Liver failure was diagnosed by significant elevations of liver enzymes and significant lowering of serum albumen, cholesterol, and creatinine, from which it was concluded that there was inadequate liver production of coagulation factors II, VII, IX, and X. (74)
The presence of a coagulopathy, in turn was reflected by an elevated prothrombin time, high D Dimer test, and high fibrin spit products. (Fibrinogen not done) Marked platelet elevation ruled out disseminated intravascular coagulopathy. (75)
In my opinion, bleeding studies of the types described above
should be done in all infants or children with retinal/brain hemorrhages before
entertaining a diagnosis of SBS. According to Dr.

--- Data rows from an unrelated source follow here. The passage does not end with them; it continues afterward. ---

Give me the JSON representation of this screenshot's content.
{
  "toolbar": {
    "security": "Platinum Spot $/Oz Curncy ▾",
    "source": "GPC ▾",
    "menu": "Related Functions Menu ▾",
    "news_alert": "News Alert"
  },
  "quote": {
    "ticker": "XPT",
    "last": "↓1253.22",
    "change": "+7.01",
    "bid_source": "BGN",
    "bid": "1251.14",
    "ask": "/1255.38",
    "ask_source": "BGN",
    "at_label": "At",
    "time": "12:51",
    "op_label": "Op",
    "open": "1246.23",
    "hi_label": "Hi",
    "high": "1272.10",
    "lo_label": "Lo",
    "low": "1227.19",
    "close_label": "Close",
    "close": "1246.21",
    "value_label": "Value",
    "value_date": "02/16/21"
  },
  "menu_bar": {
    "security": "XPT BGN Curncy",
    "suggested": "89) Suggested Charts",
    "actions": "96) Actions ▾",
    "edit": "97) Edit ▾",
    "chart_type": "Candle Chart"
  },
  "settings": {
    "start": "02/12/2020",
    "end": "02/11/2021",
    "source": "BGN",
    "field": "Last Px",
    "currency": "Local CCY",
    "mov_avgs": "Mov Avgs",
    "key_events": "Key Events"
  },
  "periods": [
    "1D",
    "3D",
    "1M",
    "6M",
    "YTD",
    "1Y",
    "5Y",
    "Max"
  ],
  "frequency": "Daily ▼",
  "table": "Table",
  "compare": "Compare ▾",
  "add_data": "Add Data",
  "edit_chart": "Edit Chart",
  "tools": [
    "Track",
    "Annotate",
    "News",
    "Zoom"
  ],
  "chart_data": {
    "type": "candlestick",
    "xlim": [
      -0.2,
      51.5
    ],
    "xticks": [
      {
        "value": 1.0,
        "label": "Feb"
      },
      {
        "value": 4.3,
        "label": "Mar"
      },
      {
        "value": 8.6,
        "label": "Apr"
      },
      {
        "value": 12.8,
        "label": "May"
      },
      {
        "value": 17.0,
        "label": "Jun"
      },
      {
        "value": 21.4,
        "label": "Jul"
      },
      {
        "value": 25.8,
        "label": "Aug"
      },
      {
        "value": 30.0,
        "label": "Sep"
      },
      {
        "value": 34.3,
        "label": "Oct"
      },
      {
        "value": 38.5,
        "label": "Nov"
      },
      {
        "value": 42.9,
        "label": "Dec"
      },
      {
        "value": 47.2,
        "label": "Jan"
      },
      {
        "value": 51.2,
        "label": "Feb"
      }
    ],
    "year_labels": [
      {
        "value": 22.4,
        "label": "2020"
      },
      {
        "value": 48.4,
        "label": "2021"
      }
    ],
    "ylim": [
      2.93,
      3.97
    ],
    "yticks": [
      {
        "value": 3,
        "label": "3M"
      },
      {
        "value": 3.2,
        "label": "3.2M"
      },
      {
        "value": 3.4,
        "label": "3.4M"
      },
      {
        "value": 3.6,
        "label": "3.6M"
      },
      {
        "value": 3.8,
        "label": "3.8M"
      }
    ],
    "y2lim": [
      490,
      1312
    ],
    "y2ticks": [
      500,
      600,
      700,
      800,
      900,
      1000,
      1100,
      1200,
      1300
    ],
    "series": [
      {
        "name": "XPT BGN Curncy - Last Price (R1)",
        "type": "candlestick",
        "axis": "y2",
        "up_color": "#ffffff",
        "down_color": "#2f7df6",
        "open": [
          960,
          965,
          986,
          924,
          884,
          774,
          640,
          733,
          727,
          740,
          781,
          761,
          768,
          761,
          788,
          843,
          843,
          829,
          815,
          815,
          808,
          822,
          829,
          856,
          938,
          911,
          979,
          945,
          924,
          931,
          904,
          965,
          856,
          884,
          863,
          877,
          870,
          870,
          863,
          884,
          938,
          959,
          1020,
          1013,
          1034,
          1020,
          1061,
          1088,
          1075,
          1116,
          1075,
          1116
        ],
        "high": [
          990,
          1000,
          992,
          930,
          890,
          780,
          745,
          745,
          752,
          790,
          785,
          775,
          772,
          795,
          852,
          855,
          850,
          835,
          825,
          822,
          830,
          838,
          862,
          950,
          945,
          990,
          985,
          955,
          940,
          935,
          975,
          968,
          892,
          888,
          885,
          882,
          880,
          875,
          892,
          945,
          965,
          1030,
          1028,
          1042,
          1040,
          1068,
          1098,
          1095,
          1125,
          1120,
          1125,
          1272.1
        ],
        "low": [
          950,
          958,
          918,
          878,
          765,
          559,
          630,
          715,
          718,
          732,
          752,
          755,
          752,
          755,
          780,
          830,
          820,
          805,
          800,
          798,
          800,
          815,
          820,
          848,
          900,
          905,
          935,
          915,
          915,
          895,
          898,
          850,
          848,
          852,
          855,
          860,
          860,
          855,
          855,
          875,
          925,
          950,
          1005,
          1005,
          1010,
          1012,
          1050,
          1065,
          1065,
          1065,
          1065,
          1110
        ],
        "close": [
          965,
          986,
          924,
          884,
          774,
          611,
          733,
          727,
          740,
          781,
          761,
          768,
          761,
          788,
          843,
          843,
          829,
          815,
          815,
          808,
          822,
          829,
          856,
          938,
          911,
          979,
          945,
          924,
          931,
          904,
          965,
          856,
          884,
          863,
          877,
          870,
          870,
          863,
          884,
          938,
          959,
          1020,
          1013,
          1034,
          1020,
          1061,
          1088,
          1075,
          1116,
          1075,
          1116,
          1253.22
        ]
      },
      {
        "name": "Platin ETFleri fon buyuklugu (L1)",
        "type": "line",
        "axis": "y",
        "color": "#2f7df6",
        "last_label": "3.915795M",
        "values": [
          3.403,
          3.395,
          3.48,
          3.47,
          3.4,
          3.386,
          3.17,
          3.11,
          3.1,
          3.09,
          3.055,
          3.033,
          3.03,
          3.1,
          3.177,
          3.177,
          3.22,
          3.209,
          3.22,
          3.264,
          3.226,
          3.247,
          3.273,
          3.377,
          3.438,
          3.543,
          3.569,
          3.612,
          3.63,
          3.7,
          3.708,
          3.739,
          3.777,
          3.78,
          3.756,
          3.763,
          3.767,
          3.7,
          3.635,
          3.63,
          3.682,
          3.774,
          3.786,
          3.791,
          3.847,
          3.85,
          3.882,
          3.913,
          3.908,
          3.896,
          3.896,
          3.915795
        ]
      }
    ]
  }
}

Innis’s report,
coagulopathies can result in subdural bleeding, intracerebral bleeding, retinal
hemorrhages, bleeding into the spinal cord and into the skin in the form of
bruising. (76)
In my opinion, unless doctors become more thoughtful and objective in evaluation of these cases as they come into hospital emergency rooms, the casual diagnostic evaluations commonly seen until now may become grounds for malpractice.
As a very minimum, the following should be added to the usual hospital procedures as routine screening tests when there is suspicion of SBS:
1. With findings of retinal and subdural hemorrhages, check plasma ascorbate and serum histamine, to rule out subclinical scurvy; check prothrombin and partial prothrombin times, fibrinogen level, fibrin split products, and D Dimer test to rule out coagulopathy.
2. In cases of skeletal fractures, test plasma ascorbate and serum histamine along with appropriate textbook tests for rickets; bone densitometry should be done to rule out temporary brittle bone disease.
3. When there is significant lowering of hemoglobin, hematology consult should be requested and the patient evaluated for hemolysis.
4. At the present time there are no officially recognized laboratory tests for diagnosis of vaccine reactions. In my opinion this is largely or entirely due to historical deficiencies in safety testing and scientific infrastructure in the vaccine field. Very sadly, there does not appear to be any official inclination to remedy these deficiencies at time of this writing. We can only hope that new and wiser heads will realize these needs and act upon them.